After supper, Dr. Landscomb and Mr. Liam Welloc, co-proprietors of the lodge, entertained the small group of far-flung travelers who’d come for the annual hunt. Servants lighted a fire in the hearth and the eight gentlemen settled into grand oversized chairs. The parlor was a dramatic landscape of marble statuary and massive bookshelves, stuffed and mounted heads of ferocious exotic beasts, liquor cabinets and a pair of billiard tables. Rain and wind hammered the windows. Lights flickered dangerously, promising a rustic evening of candlelight and kerosene lamps.
The assembly was supremely merry when the tale-telling began.
“We were in Mexico,” Lord Bullard said. Lord Bullard hailed from Essex; a decorated former officer in the Queen’s Royal Lancers who’d fought briefly in the Boer War, but had done most of his time pacifying the “wogs” in the Punjab. Apparently his family was enormously wealthy in lands and titles, and these days he traveled to the exclusion of all else. He puffed on his cigar while a servant held the flame of a long-handled match steady. “Summer of 1919. The war had just ended. Some Industrialist friends of mine were visiting from Europe. Moaning and sulking about the shutdowns of their munitions factories and the like. Beastly boring.”
“Quite, I’m sure,” Dr. Landscomb said. The doctor was tall and thin. He possessed the ascetic bearing of Eastern European royalty. He had earned his degree in medicine at Harvard and owned at least a quarter of everything there was to own within two counties.

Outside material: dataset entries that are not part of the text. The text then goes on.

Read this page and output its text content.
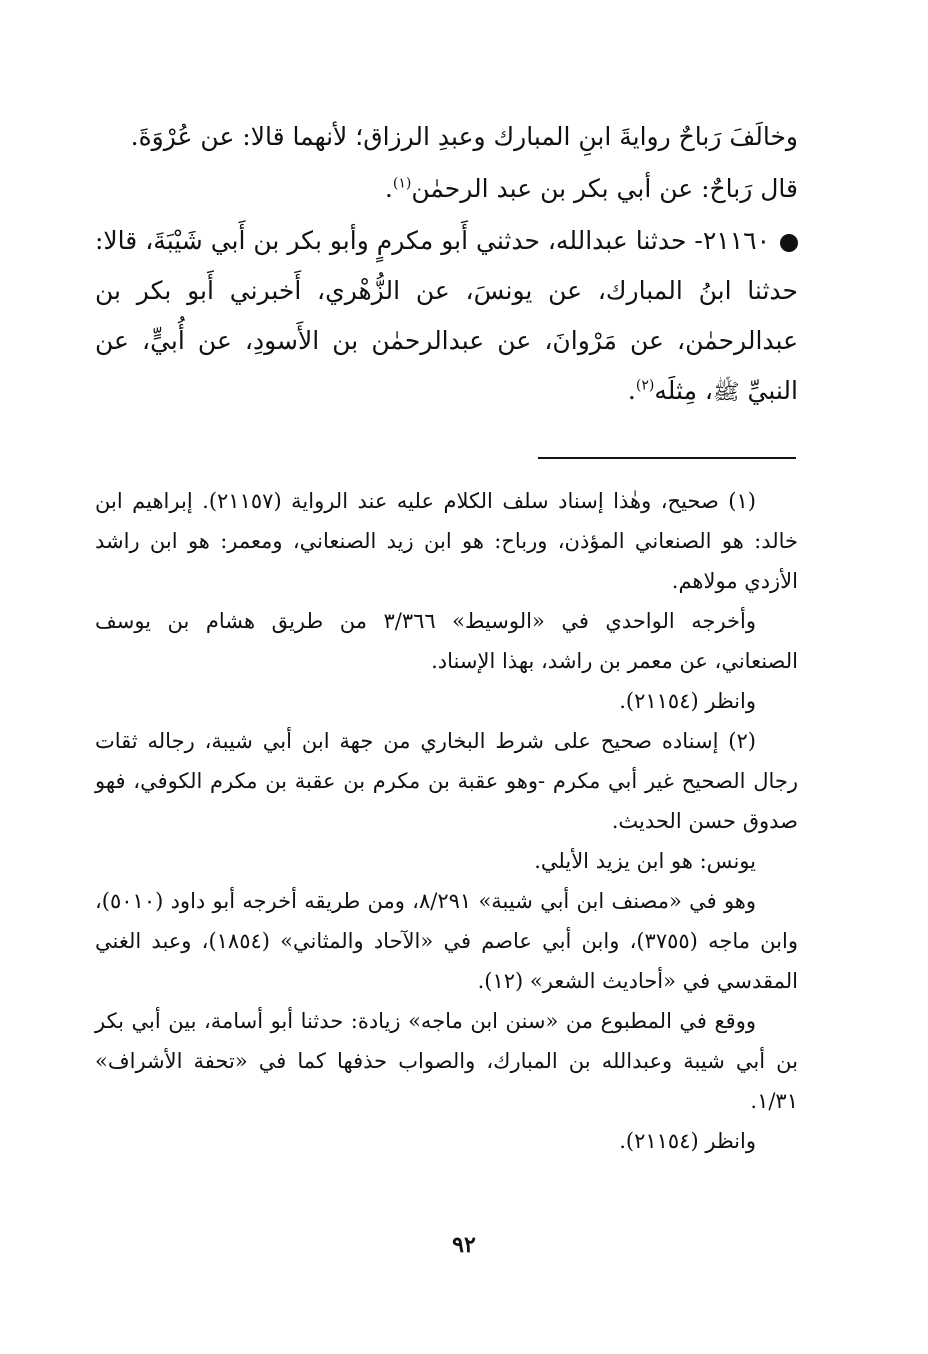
وخالَفَ رَباحٌ روايةَ ابنِ المبارك وعبدِ الرزاق؛ لأنهما قالا: عن عُرْوَةَ.

قال رَباحٌ: عن أبي بكر بن عبد الرحمٰن$^{(١)}$.

٢١١٦٠- حدثنا عبدالله، حدثني أَبو مكرمٍ وأبو بكر بن أَبي شَيْبَةَ، قالا: حدثنا ابنُ المبارك، عن يونسَ، عن الزُّهْري، أَخبرني أَبو بكر بن عبدالرحمٰن، عن مَرْوانَ، عن عبدالرحمٰن بن الأَسودِ، عن أُبيٍّ، عن النبيِّ ﷺ، مِثلَه$^{(٢)}$.

(١) صحيح، وهٰذا إسناد سلف الكلام عليه عند الرواية (٢١١٥٧). إبراهيم ابن خالد: هو الصنعاني المؤذن، ورباح: هو ابن زيد الصنعاني، ومعمر: هو ابن راشد الأزدي مولاهم.

وأخرجه الواحدي في «الوسيط» ٣/٣٦٦ من طريق هشام بن يوسف الصنعاني، عن معمر بن راشد، بهذا الإسناد.

وانظر (٢١١٥٤).

(٢) إسناده صحيح على شرط البخاري من جهة ابن أبي شيبة، رجاله ثقات رجال الصحيح غير أبي مكرم -وهو عقبة بن مكرم بن عقبة بن مكرم الكوفي، فهو صدوق حسن الحديث.

يونس: هو ابن يزيد الأيلي.

وهو في «مصنف ابن أبي شيبة» ٨/٢٩١، ومن طريقه أخرجه أبو داود (٥٠١٠)، وابن ماجه (٣٧٥٥)، وابن أبي عاصم في «الآحاد والمثاني» (١٨٥٤)، وعبد الغني المقدسي في «أحاديث الشعر» (١٢).

ووقع في المطبوع من «سنن ابن ماجه» زيادة: حدثنا أبو أسامة، بين أبي بكر بن أبي شيبة وعبدالله بن المبارك، والصواب حذفها كما في «تحفة الأشراف» ١/٣١.

وانظر (٢١١٥٤).

٩٢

“Ah, a trying time for the makers of bombs and guns,” Mr. Liam Welloc said. He too was tall, but thick and broad with the neck and hands of the ancient Greek statues of Herakles. His hair and beard were bronze and lush for a man his age. His family owned half again what the Landscombs did and reportedly maintained ancestral estates in England and France. “One would think there are enough territorial skirmishes underway to keep the coins flowing. The Balkans, for example. Or Africa.”